Die offiziellen Gründungsverträge für jene Organisation wurden dann drei Monate später unterschrieben, wobei die Akademie dann auch ihren endgültigen Namen erhielt: Academy of Motion Picture Arts and Sciences. Kümmerte die Academy sich anfangs noch vorwiegend um arbeitsrechtliche Themen in der us-amerikanischen Filmindustrie, so ging man mit der Zeit zunehmend dazu über, nach Möglichkeiten zu suchen, besondere Leistungen von Filmschaffenden zu würdigen und auszuzeichnen. Diese Bestrebungen gipfelten dann schließlich zwei Jahre später in der Verleihung der ersten Academy Awards in den Kategorien »Bester Film«, »Beste Regie«, »Beste(r) Hauptdarsteller(in)«, »Beste(r) Nebendarsteller(in)« und weiteren, die schon bald darauf unter ihrem Spitznamen »Oscars« in die Filmgeschichte eingehen sollten.

Mary selbst hatte bereits im April 1930 einen jener Oscars als beste Hauptdarstellerin für ihre Rolle in ihrem Film »Coquette« gewonnen, doch diesen Erfolg konnten Fergus und ich leider nicht mehr gemeinsam mit ihr feiern, weil wir zu jener Zeit schon nicht mehr in Hollywood weilten.

 

Anfang des Jahres hatten Fergus und ich nämlich Besuch von Giles und Zervan erhalten, die uns schilderten, dass Gula sie in Indien aufgesucht und ihnen – beziehungsweise uns allen – einen Auftrag erteilt hatte.

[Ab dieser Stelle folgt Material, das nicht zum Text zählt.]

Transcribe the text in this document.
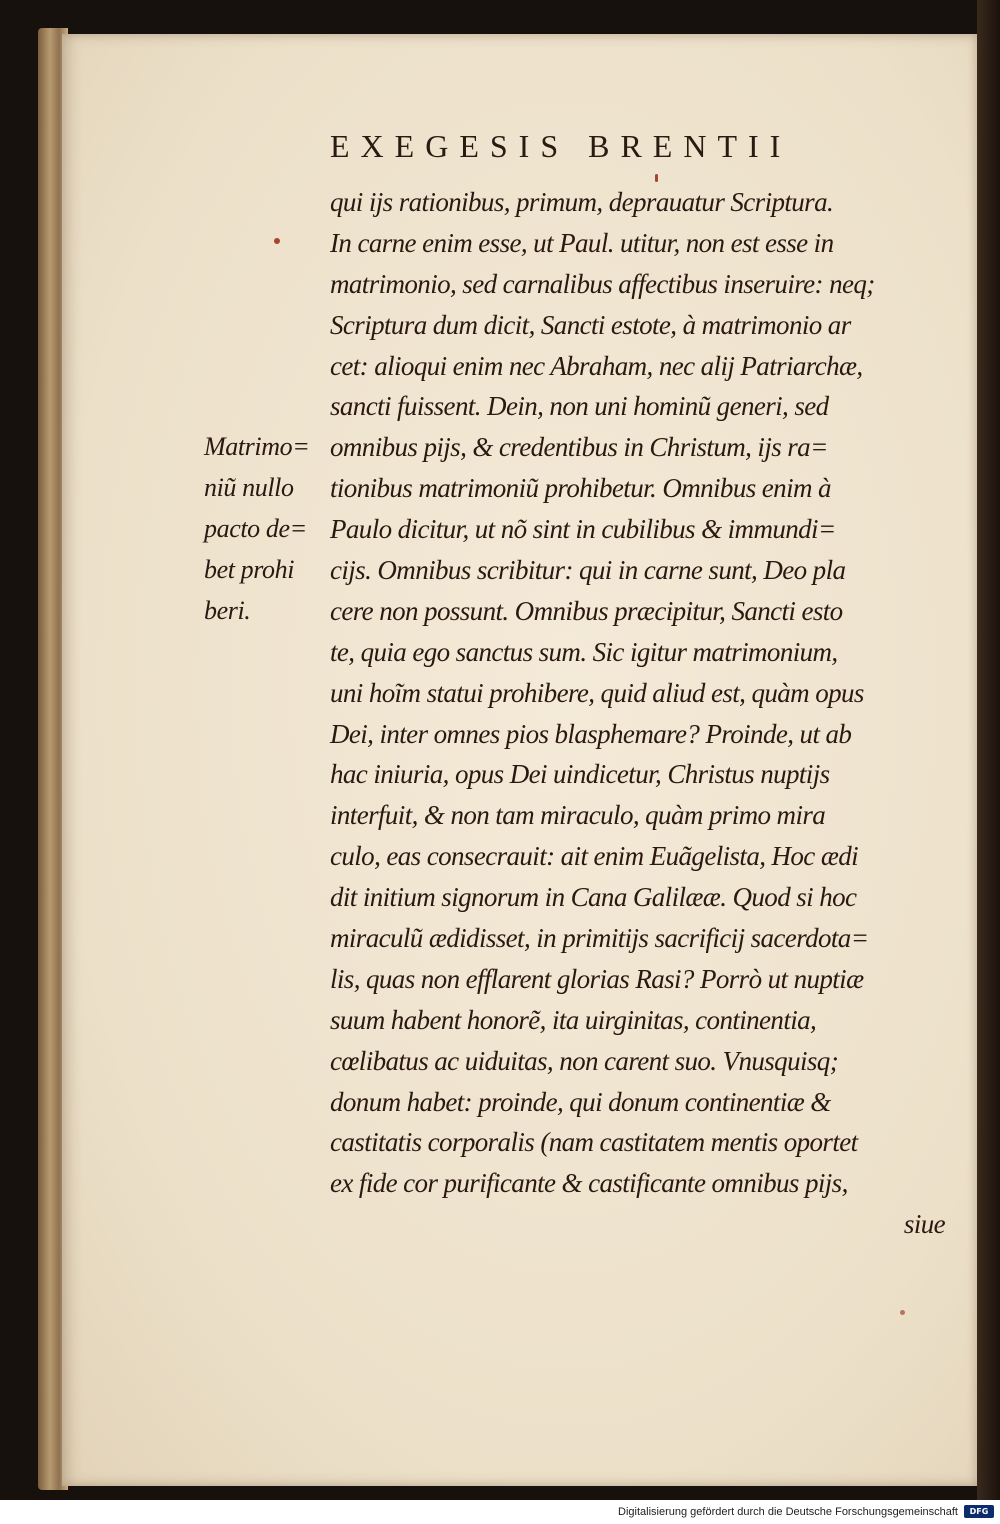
EXEGESIS BRENTII
qui ijs rationibus, primum, deprauatur Scriptura.
In carne enim esse, ut Paul. utitur, non est esse in
matrimonio, sed carnalibus affectibus inseruire: neq;
Scriptura dum dicit, Sancti estote, à matrimonio ar
cet: alioqui enim nec Abraham, nec alij Patriarchæ,
sancti fuissent. Dein, non uni hominũ generi, sed
omnibus pijs, & credentibus in Christum, ijs ra=
tionibus matrimoniũ prohibetur. Omnibus enim à
Paulo dicitur, ut nõ sint in cubilibus & immundi=
cijs. Omnibus scribitur: qui in carne sunt, Deo pla
cere non possunt. Omnibus præcipitur, Sancti esto
te, quia ego sanctus sum. Sic igitur matrimonium,
uni hoĩm statui prohibere, quid aliud est, quàm opus
Dei, inter omnes pios blasphemare? Proinde, ut ab
hac iniuria, opus Dei uindicetur, Christus nuptijs
interfuit, & non tam miraculo, quàm primo mira
culo, eas consecrauit: ait enim Euãgelista, Hoc ædi
dit initium signorum in Cana Galilææ. Quod si hoc
miraculũ ædidisset, in primitijs sacrificij sacerdota=
lis, quas non efflarent glorias Rasi? Porrò ut nuptiæ
suum habent honorẽ, ita uirginitas, continentia,
cœlibatus ac uiduitas, non carent suo. Vnusquisq;
donum habet: proinde, qui donum continentiæ &
castitatis corporalis (nam castitatem mentis oportet
ex fide cor purificante & castificante omnibus pijs,
siue
Matrimo=
niũ nullo
pacto de=
bet prohi
beri.
Digitalisierung gefördert durch die Deutsche Forschungsgemeinschaft	DFG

»Sie bittet uns, nach Mesopotamien zu reisen«, berichtete Zervan, nachdem er, Giles, Fergus und ich uns an einem großen Tisch auf unserer Terrasse versammelt hatten. »Anscheinend hält sich Nergal derzeit dort auf und wir sollen ihn überwachen.«

»Zieht es ihn zurück in die alte Heimat?«, fragte Fergus grinsend. »Was will der Bursche denn dort?«

»Gula zufolge kehrte Nergal über die Jahrhunderte hinweg immer wieder mal dorthin zurück«, antwortete Zervan. »Offenbar ist er bis heute davon getrieben, dass er nicht weiß, wer ihn damals töten ließ. Gula hatte uns ja seinerzeit bei unserer ersten Begegnung erzählt, dass Nergal derjenige war, der Xavier de Radisset einst auf die Spur jener alchimistischen Schriften gebracht hatte, die diesen letztendlich zu den Zutaten für die Erschaffung der Mort-Vivants führten. Und wir sollen darum nun beobachten, ob er eventuell auch noch Zugang zu anderen Schriften solcher Art hat.«

Besorgt runzelte ich die Stirn. Der Sybarit Xavier de Radisset war vor über zweihundert Jahren eine der Schlüsselfiguren in unserem Kampf gegen die gefährliche Vampirsekte der Sybarites gewesen, da er das Geheimnis der Erschaffung von Mort-Vivants entdeckt hatte. Jene untoten Wächter wurden erst nach ihrem Tod in Vampire verwandelt und waren ihrem Erschaffer sklavisch ergeben. Es gab im Prinzip nichts, das sie zerstören oder besiegen konnte. Das hatte sie zu einer sehr starken Waffe der Sybarites gemacht und es war uns erst vor knapp dreißig Jahren gelungen, die Übermacht der Sybarites zu schwächen, nachdem wir selbst hinter das Geheimnis der Mort-Vivant-Erschaffung gekommen waren. Da Nergal stets bestrebt war, die Menschen zu unterjochen, sah es ihm ähnlich, dass er damals einem Sybariten die Möglichkeit zur Schöpfung einer so mächtigen Waffe zugespielt hatte. Immerhin waren Xavier de Radisset und sein Vater, der Duc de Longueville, die einzigen Sybarites, die das Geheimnis kannten. Und Xavier war später von seinem Vater im Kampf getötet worden.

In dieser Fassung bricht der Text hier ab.